In January 2018, U.S. District Judge L. Scott Coogler, a George W. Bush appointee, dismissed the lawsuit brought in 2015 by the Alabama NAACP, Greater Birmingham Ministries and three minority voters against Alabama Secretary of State John Merrill.

Coogler ruled that there was no evidence that the Alabama legislature passed the 2011 law with “racially discriminatory intent or for a racially discriminatory purpose.”

The law, which went into effect in 2014, requires Alabama voters to present at least one form of photo ID to cast their ballots. Seven categories of photo ID are acceptable under the law, including driver’s licenses, valid passports, student IDs,or valid U.S. military ID cards.

Alabama offers a variety of free methods to allow registered voters who do not have another form of ID to obtain a photo voter ID card, including in-home visits by a mobile ID-issuing unit.

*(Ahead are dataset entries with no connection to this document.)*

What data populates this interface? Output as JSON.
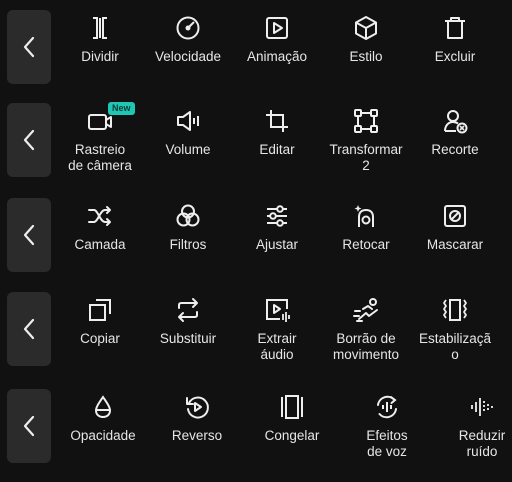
{
  "rows": [
    {
      "tools": [
        {
          "label": "Dividir",
          "icon": "split-icon"
        },
        {
          "label": "Velocidade",
          "icon": "speed-icon"
        },
        {
          "label": "Animação",
          "icon": "animation-icon"
        },
        {
          "label": "Estilo",
          "icon": "style-cube-icon"
        },
        {
          "label": "Excluir",
          "icon": "trash-icon"
        }
      ]
    },
    {
      "tools": [
        {
          "label": "Rastreio\nde câmera",
          "icon": "camera-tracking-icon",
          "badge": "New"
        },
        {
          "label": "Volume",
          "icon": "volume-icon"
        },
        {
          "label": "Editar",
          "icon": "crop-icon"
        },
        {
          "label": "Transformar\n2",
          "icon": "transform-icon"
        },
        {
          "label": "Recorte",
          "icon": "cutout-person-icon"
        }
      ]
    },
    {
      "tools": [
        {
          "label": "Camada",
          "icon": "layer-shuffle-icon"
        },
        {
          "label": "Filtros",
          "icon": "filters-icon"
        },
        {
          "label": "Ajustar",
          "icon": "adjust-sliders-icon"
        },
        {
          "label": "Retocar",
          "icon": "retouch-icon"
        },
        {
          "label": "Mascarar",
          "icon": "mask-icon"
        }
      ]
    },
    {
      "tools": [
        {
          "label": "Copiar",
          "icon": "copy-icon"
        },
        {
          "label": "Substituir",
          "icon": "replace-icon"
        },
        {
          "label": "Extrair\náudio",
          "icon": "extract-audio-icon"
        },
        {
          "label": "Borrão de\nmovimento",
          "icon": "motion-blur-icon"
        },
        {
          "label": "Estabilizaçã\no",
          "icon": "stabilize-icon"
        }
      ]
    },
    {
      "tools": [
        {
          "label": "Opacidade",
          "icon": "opacity-drop-icon"
        },
        {
          "label": "Reverso",
          "icon": "reverse-icon"
        },
        {
          "label": "Congelar",
          "icon": "freeze-icon"
        },
        {
          "label": "Efeitos\nde voz",
          "icon": "voice-effects-icon"
        },
        {
          "label": "Reduzir\nruído",
          "icon": "noise-reduction-icon"
        }
      ]
    }
  ],
  "colors": {
    "background": "#111111",
    "back_button": "#2b2b2b",
    "icon": "#eeeeee",
    "badge": "#1fc6b1"
  }
}
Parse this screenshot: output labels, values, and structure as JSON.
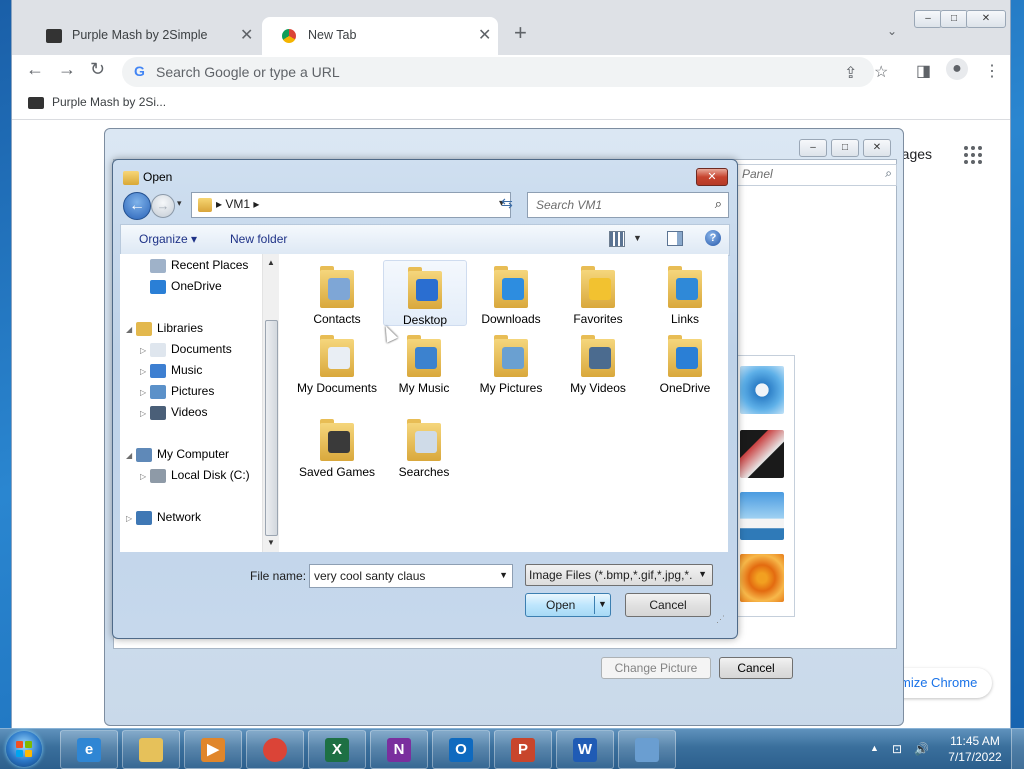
{
  "chrome": {
    "tabs": [
      {
        "title": "Purple Mash by 2Simple",
        "active": false
      },
      {
        "title": "New Tab",
        "active": true
      }
    ],
    "new_tab_symbol": "+",
    "close_symbol": "✕",
    "omnibox_placeholder": "Search Google or type a URL",
    "bookmark": "Purple Mash by 2Si...",
    "images_link": "mages",
    "customize_label": "mize Chrome",
    "window_buttons": [
      "–",
      "□",
      "✕"
    ]
  },
  "outer_dialog": {
    "search_placeholder": "Panel",
    "change_picture_label": "Change Picture",
    "cancel_label": "Cancel"
  },
  "open_dialog": {
    "title": "Open",
    "breadcrumb": "▸ VM1 ▸",
    "search_placeholder": "Search VM1",
    "commands": {
      "organize": "Organize ▾",
      "new_folder": "New folder"
    },
    "nav_tree": [
      {
        "label": "Recent Places",
        "level": 1,
        "icon": "recent-places-icon",
        "color": "#9fb2c9"
      },
      {
        "label": "OneDrive",
        "level": 1,
        "icon": "onedrive-icon",
        "color": "#2a7fd6"
      },
      {
        "label": "Libraries",
        "level": 0,
        "icon": "libraries-icon",
        "color": "#e3b84d"
      },
      {
        "label": "Documents",
        "level": 1,
        "icon": "documents-icon",
        "color": "#dfe6ee"
      },
      {
        "label": "Music",
        "level": 1,
        "icon": "music-icon",
        "color": "#3d7fd1"
      },
      {
        "label": "Pictures",
        "level": 1,
        "icon": "pictures-icon",
        "color": "#5b91c9"
      },
      {
        "label": "Videos",
        "level": 1,
        "icon": "videos-icon",
        "color": "#4a5f78"
      },
      {
        "label": "My Computer",
        "level": 0,
        "icon": "computer-icon",
        "color": "#5f89b8"
      },
      {
        "label": "Local Disk (C:)",
        "level": 1,
        "icon": "disk-icon",
        "color": "#8e9aa7"
      },
      {
        "label": "Network",
        "level": 0,
        "icon": "network-icon",
        "color": "#3f78b5"
      }
    ],
    "items": [
      {
        "label": "Contacts",
        "overlay": "#7ea6d6"
      },
      {
        "label": "Desktop",
        "overlay": "#2a6ed1",
        "selected": true
      },
      {
        "label": "Downloads",
        "overlay": "#2d8de0"
      },
      {
        "label": "Favorites",
        "overlay": "#f2c230"
      },
      {
        "label": "Links",
        "overlay": "#2f89d8"
      },
      {
        "label": "My Documents",
        "overlay": "#e9eef4"
      },
      {
        "label": "My Music",
        "overlay": "#3c82cf"
      },
      {
        "label": "My Pictures",
        "overlay": "#6aa0d1"
      },
      {
        "label": "My Videos",
        "overlay": "#4b6b8f"
      },
      {
        "label": "OneDrive",
        "overlay": "#2a7fd6"
      },
      {
        "label": "Saved Games",
        "overlay": "#3a3a3a"
      },
      {
        "label": "Searches",
        "overlay": "#cfdbe8"
      }
    ],
    "file_name_label": "File name:",
    "file_name_value": "very cool santy claus",
    "filter_value": "Image Files (*.bmp,*.gif,*.jpg,*.",
    "open_label": "Open",
    "cancel_label": "Cancel"
  },
  "taskbar": {
    "apps": [
      {
        "name": "internet-explorer",
        "letter": "e",
        "color": "#2f86d4"
      },
      {
        "name": "file-explorer",
        "letter": "",
        "color": "#e6c15a"
      },
      {
        "name": "media-player",
        "letter": "▶",
        "color": "#e0862b"
      },
      {
        "name": "chrome",
        "letter": "",
        "color": "#db4437"
      },
      {
        "name": "excel",
        "letter": "X",
        "color": "#1d7044"
      },
      {
        "name": "onenote",
        "letter": "N",
        "color": "#7a2f9e"
      },
      {
        "name": "outlook",
        "letter": "O",
        "color": "#0f6abf"
      },
      {
        "name": "powerpoint",
        "letter": "P",
        "color": "#c8452c"
      },
      {
        "name": "word",
        "letter": "W",
        "color": "#1f5bb5"
      },
      {
        "name": "control-panel",
        "letter": "",
        "color": "#6a9ed1"
      }
    ],
    "time": "11:45 AM",
    "date": "7/17/2022"
  }
}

According to the 11th Circuit’s order, evidence presented during the proceedings indicates that less than 2% of Alabama residents who are eligible to vote lack a valid form of photo ID. There is only a 1% difference in ID possession rates between white and minority Alabama voters, the ruling states.

In a statement issued Tuesday evening, the Alabama NAACP said it was “very disappointed” in the ruling.

“This decision comes at a most difficult time as we mourn the loss of Congressman John Lewis who fought so hard for the passage of the Voting Rights Act of 1965.  However, the Alabama NAACP will continue this fight in honor of Congressman Lewis, we will get in Good Trouble,” said Benard Simelton, president of the Alabama NAACP.

The organization called on the Senate to take up the Voting Rights Advancement Act of 2019, “so that the citizens will have the full protection of the Justice Department when it comes to voting.”

“The Alabama NAACP has just begun to fight, we have taken a severe blow to the mid-section, but we have a lot of fight left”, Simelton said.

The 11th Circuit panel heard arguments in the case in July 2018.